Rua do Comércio no centro da cidade de Araripina

Em um dos trechos do livro – Araripina – História, Fatos e Reminiscências, de Francisco Muniz Arraes, ele trata dos registros de terras da Fazenda São Gonçalo, que foram obtidas de maneira obscura, e que não havia tanta harmonia para conseguir essa posse desses territórios. Esse dilema beneficiou mais na frente muita gente que conseguiu tanto politicamente, como economicamente se transformar nas grandes famílias tradicionais de Araripina, principalmente, por grandes posses de terras no município sob o poder de poucos.
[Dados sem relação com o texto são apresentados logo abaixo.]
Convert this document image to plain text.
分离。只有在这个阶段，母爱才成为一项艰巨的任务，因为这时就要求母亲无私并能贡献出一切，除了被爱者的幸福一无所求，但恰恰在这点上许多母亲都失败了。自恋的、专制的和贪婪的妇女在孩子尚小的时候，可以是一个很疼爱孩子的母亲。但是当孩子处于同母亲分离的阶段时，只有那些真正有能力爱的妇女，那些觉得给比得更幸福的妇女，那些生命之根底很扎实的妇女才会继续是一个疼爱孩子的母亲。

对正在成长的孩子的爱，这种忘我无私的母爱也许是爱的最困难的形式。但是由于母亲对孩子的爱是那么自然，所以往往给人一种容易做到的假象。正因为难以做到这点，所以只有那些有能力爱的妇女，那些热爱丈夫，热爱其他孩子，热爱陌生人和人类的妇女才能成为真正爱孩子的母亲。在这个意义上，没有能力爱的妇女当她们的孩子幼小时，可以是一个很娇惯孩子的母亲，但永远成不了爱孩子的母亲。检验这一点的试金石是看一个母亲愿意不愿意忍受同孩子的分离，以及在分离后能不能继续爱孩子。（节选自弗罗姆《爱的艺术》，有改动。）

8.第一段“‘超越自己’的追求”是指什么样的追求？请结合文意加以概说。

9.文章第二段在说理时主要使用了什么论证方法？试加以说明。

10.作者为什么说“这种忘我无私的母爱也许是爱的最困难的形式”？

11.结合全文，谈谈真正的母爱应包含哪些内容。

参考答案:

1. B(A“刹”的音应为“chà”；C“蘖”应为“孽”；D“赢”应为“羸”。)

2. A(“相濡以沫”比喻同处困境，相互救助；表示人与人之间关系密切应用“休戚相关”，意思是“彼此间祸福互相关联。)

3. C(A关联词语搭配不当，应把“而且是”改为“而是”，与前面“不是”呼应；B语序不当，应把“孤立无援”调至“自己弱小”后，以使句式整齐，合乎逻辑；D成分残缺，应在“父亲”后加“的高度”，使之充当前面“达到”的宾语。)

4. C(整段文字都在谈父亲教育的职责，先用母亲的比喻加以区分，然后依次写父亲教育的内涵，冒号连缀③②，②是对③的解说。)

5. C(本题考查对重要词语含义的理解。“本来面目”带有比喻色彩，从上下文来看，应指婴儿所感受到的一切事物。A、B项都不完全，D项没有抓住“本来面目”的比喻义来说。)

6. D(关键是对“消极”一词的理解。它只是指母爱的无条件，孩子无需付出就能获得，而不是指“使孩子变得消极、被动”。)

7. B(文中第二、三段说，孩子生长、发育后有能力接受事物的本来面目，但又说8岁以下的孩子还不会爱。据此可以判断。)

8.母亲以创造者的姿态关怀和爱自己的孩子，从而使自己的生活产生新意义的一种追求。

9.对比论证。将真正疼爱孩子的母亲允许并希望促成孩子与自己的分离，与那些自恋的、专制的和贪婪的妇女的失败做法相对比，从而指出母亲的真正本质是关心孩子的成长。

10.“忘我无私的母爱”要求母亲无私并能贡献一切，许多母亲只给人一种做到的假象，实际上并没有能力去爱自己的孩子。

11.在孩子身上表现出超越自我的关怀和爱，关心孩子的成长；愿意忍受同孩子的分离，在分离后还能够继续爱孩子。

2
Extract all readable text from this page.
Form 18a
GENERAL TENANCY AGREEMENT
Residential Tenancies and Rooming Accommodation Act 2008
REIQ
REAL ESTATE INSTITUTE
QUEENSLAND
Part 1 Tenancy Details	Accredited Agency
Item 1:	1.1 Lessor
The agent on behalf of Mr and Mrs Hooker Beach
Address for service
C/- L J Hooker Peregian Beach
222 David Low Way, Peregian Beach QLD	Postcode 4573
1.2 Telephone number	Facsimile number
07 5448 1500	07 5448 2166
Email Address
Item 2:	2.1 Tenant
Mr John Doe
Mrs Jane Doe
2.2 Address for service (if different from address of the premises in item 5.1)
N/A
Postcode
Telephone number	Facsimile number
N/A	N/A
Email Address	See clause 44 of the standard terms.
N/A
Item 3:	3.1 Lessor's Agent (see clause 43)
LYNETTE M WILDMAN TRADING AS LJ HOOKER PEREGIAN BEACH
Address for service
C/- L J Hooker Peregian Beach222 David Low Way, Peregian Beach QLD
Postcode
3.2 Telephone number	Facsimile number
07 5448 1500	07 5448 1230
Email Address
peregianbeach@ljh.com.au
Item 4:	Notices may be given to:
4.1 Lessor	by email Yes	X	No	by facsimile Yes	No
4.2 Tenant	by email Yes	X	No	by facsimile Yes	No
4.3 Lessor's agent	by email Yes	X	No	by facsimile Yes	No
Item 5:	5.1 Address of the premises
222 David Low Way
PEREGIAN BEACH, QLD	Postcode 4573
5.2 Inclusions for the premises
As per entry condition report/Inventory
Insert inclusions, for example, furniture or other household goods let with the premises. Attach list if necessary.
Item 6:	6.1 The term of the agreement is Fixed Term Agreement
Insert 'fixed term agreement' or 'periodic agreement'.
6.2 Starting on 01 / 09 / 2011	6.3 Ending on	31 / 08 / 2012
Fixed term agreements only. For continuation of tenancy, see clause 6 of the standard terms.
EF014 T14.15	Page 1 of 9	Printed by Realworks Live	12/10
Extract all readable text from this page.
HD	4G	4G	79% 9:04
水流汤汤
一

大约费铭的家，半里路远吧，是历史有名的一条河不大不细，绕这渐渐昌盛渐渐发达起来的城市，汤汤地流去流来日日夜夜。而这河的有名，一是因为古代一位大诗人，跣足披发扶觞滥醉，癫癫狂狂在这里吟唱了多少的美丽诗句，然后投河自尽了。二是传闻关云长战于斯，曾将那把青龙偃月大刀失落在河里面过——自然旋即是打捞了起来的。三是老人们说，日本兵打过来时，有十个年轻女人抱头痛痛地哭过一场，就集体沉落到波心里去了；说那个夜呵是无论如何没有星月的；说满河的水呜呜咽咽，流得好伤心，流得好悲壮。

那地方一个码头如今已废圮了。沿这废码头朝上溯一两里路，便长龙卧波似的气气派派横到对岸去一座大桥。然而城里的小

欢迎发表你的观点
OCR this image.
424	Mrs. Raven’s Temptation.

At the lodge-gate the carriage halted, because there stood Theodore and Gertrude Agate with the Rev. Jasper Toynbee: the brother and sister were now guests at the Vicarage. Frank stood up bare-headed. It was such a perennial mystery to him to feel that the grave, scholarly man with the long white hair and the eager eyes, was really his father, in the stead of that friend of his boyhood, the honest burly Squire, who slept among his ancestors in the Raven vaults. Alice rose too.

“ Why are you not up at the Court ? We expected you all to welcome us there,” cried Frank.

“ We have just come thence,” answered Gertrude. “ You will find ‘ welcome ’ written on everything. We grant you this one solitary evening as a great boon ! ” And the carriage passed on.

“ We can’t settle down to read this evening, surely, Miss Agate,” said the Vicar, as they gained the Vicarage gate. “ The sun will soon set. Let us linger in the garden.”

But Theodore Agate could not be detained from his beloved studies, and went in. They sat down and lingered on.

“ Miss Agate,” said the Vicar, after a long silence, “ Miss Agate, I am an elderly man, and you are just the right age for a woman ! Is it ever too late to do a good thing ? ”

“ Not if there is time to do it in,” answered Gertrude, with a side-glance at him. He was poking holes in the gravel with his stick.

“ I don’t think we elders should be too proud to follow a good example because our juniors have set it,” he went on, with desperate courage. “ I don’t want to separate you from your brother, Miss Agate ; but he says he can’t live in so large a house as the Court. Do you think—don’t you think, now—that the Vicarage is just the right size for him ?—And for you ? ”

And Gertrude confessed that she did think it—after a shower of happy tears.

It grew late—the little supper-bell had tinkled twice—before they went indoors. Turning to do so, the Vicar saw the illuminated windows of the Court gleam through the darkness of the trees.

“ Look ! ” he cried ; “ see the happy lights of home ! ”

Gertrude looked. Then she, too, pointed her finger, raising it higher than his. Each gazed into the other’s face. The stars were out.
Uma dúvida sobre a propriedade da Fazenda São Gonçalo surge dos registros feitos por José Severo Granja de dois pedaços de terra. Fez o registro por si e como procurador bastante dos herdeiros.

Era uma porção de terra “nos fins da ribeira, denominada São Pedro e que são terra que “sobram da venda feita do lugar denominado São Gonçalo cujas terras ditas nessa freguesia de São Sebastião da Villa de Ouricury Província de Pernambuco.

Em outro registro, o mesmo José Severo Granja refere-se a um resto de terra sobrada da venda que fez no denominado de Fazenda São Gonçalo, no Riacho São Pedro, com três léguas de comprimento de nascente a poente e uma légua de sul a norte.

O cuidado desse cidadão em se referir aos títulos que tinha em seu poder, deixa entender que não era pacífica a posse das terras da Fazenda São Gonçalo e da Fazenda Flamengo. Com efeito, quando d. Theotônia Leite Teixeira - deu a registro as fazendas Flamengo e Santa Cruz, que se extremavam, ao nascente com as Fazenda Morais e São Pedro, ao sul, com a Fazenda Ponta da Serra, ao poente e norte com a Serra do Araripe, declarou que adquirira essa Fazendas “do finado Visconde de Parnaíba, Manoel de Souza Martins”.

Pelos limites dados por d. Theotônia, a Fazenda São Gonçalo estava incluída em seus domínios. D. Theotônia e o seu marido Manoel Felix Monteiro eram senhores e possuidores de muitas terras na freguesia de Ouricuri. Foram proprietários do Sítio Várzea Nova, mas próximo à Fazenda Ouricuri, que vendeu ao Pe. Francisco Antônio da Cunha. Por troca com Manoel Félix Monteiro e sua mulher Theotônia Leite Monteiro, João Francisco Regis e sua mulher Ana Izidória de Souza possuíram terras na Fazenda Espírito Santo (Hoje, Trindade).

Ainda por troca com Manoel Félix Monteiro, Amaro Pereira de Melo e sua mulher Maria Raimunda do Amor Divino possuíam terras na Fazenda Gameleira; o mesmo ocorrendo com Eugênio Lopes Ribeiro, na Fazenda Espírito Santo, e Francisco Gonçalves Bezerra e sua mulher Cipriana Gomes de Oliveira, também na Fazenda Espírito Santo.